Pierné was born in 1863 in the town of Metz. He displayed great musical promise as a child, and by 1871 he had entered the Paris Conservatoire to study composition with Massenet and organ with Franck (Franck's organ class, however, often focusing more on composing than on playing). At age 11 Pierné earned a medal for his solfège skills, and he later went on to win top prizes in organ, composition, and piano, as well as (in 1882) the coveted Prix de Rome (for the cantata Edith).
In 1890 Pierné succeeded his teacher, Franck, as organist at St. Clotilde cathedral, a distinct honor for a young man of 27. In the late 1890s he abandoned his career as an organist and in 1903 made his debut as assistant conductor of the Concerts Colonne (of which he served as principal conductor from 1910 to 1934, devoting a great deal of rehearsal time to the preparation of new works). In addition to his activities on the podium, Pierné served on the administration of the Paris Conservatoire and composed for the Ballet Russes (three successful ballets produced between 1923 and 1934). In the years prior to his death in 1937 he was elected to the Académie des Beaux Arts and made a Chevalier of the Légion d'honneur.

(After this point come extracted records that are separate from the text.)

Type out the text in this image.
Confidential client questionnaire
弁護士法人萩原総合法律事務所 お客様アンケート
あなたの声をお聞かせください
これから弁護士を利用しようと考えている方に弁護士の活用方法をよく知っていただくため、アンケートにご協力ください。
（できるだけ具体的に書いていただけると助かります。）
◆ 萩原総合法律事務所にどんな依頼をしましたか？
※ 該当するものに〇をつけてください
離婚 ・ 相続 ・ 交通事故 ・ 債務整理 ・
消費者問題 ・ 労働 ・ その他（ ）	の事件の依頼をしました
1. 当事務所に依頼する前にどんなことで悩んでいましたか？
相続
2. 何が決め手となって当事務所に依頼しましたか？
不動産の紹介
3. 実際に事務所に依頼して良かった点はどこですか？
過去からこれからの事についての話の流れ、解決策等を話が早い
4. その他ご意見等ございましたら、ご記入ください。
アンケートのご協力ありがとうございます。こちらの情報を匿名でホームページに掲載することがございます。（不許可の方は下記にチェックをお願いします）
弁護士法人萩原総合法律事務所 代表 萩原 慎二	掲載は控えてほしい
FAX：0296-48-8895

Pierné's output as a composer, while by no means as vast as some of his Parisian colleagues (one thinks in particular of Saint-Saëns), includes entries in most of the standard genres; in typically French style, he avoided symphonic form in favor of orchestral poems and character pieces. While Pierné's large-scale works, such as the 1897 oratorio L'an mil and the opera Vendée from the same year, showcase a solid grasp of musical architecture, the smaller chamber works (sonatas for both violin and cello and a String Quintet, among other pieces), are more indicative of his exceptional facility.